I’ve been talking with a few designer friends lately, and I’ve asked them, “How did you keep your archive?” And I’m not talking about the big brands, because they have it all sorted out, but more like people from my generation. Quite some of them say, “We don’t have anything. We threw it away, or we sold it.” And I think there was a long period, probably 20 years, when I thought, “You know what? Get rid of it.” Because it’s like a turtle with a heavy house on its back. We have to carry it around and it’s too intense. And now I start to realize we’ve got to take care of it, because I’m going to be sad if we don’t. And it’s not only museums and stylists and magazines. It’s also the very young audience. I realize now that for young kids, my brand means for them what Martin meant for me. And this is very beautiful. It’s a very rewarding thing. It’s very emotional, and perhaps it’s the most satisfying thing. Seeing somebody in the street wearing my brand is more satisfying than a good review.

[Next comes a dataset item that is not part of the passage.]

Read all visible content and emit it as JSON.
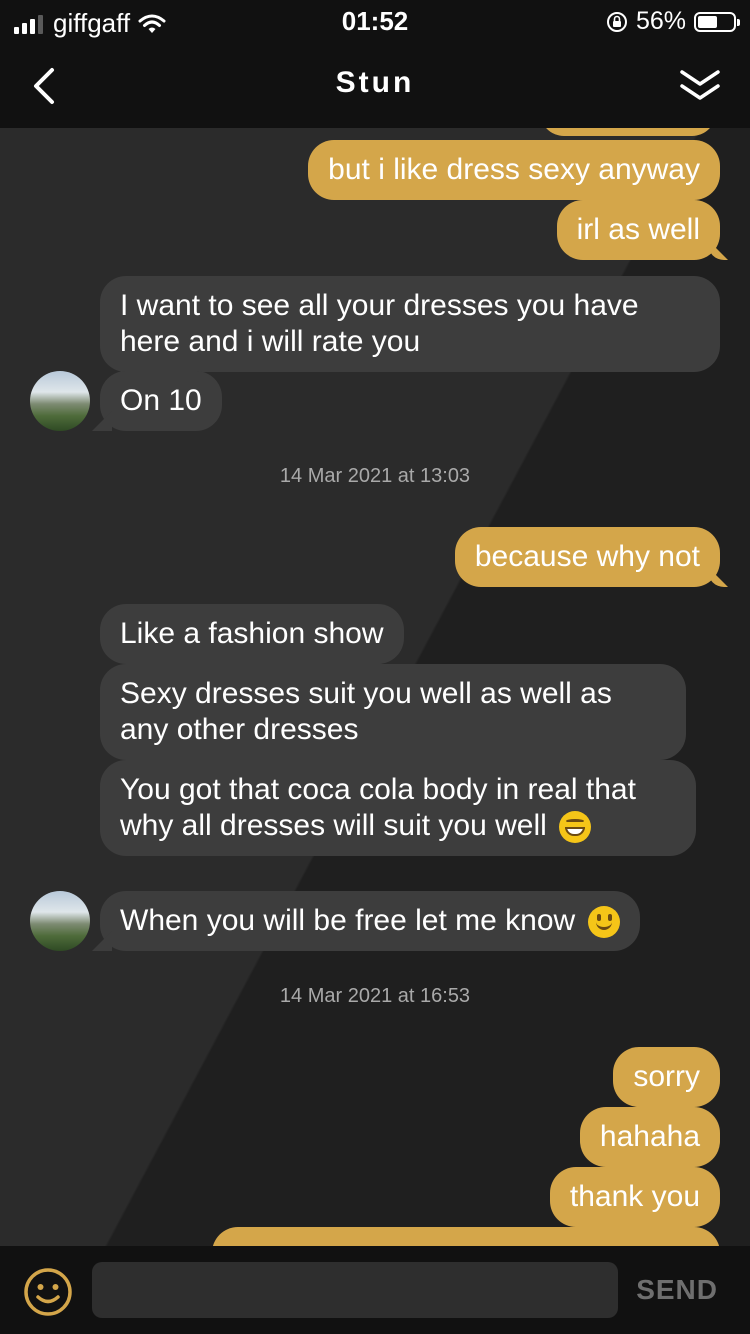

Obrist: In a way, it’s a form of legacy. And it’s interesting that labels are more and more becoming art institutions. You’ve outlined in a beautiful way in this conversation how you want to bring all these things together in this yet-unrealized project of creating an institution. And your institution, I suppose, will be in Antwerp, correct?
Simons: Not necessarily. I don’t know that yet. We have been looking for the past two years. But the one thing that I find interesting is that it’s a pilgrimage, a place where you have to go. The amount of visitors and all that kind of stuff isn’t important to me. For me, what’s important is that it’s going to still be there after I’m gone. As much as it’s fantastic, the whole fashion thing, it’s also partly frustrating. If I have to be really honest, I would prefer to be creative and not think, like, “Oh, that needs to sell, or that needs to be presented on that date.” I think it always comes back to the fact that I don’t only see myself as a fashion designer. It just doesn’t match. But, of course, to the world, I am.
Obrist: What would you say, of all the shows you have done, is your favorite one?
Simons: It’s a very cliché answer that I’m going to say, but it’s the one that’s [yet] to come. Because if it wasn’t, then I can’t do it anymore. If I think about a specific past one, then I would be done. I know what you are trying to find out, but I don’t really know, Hans.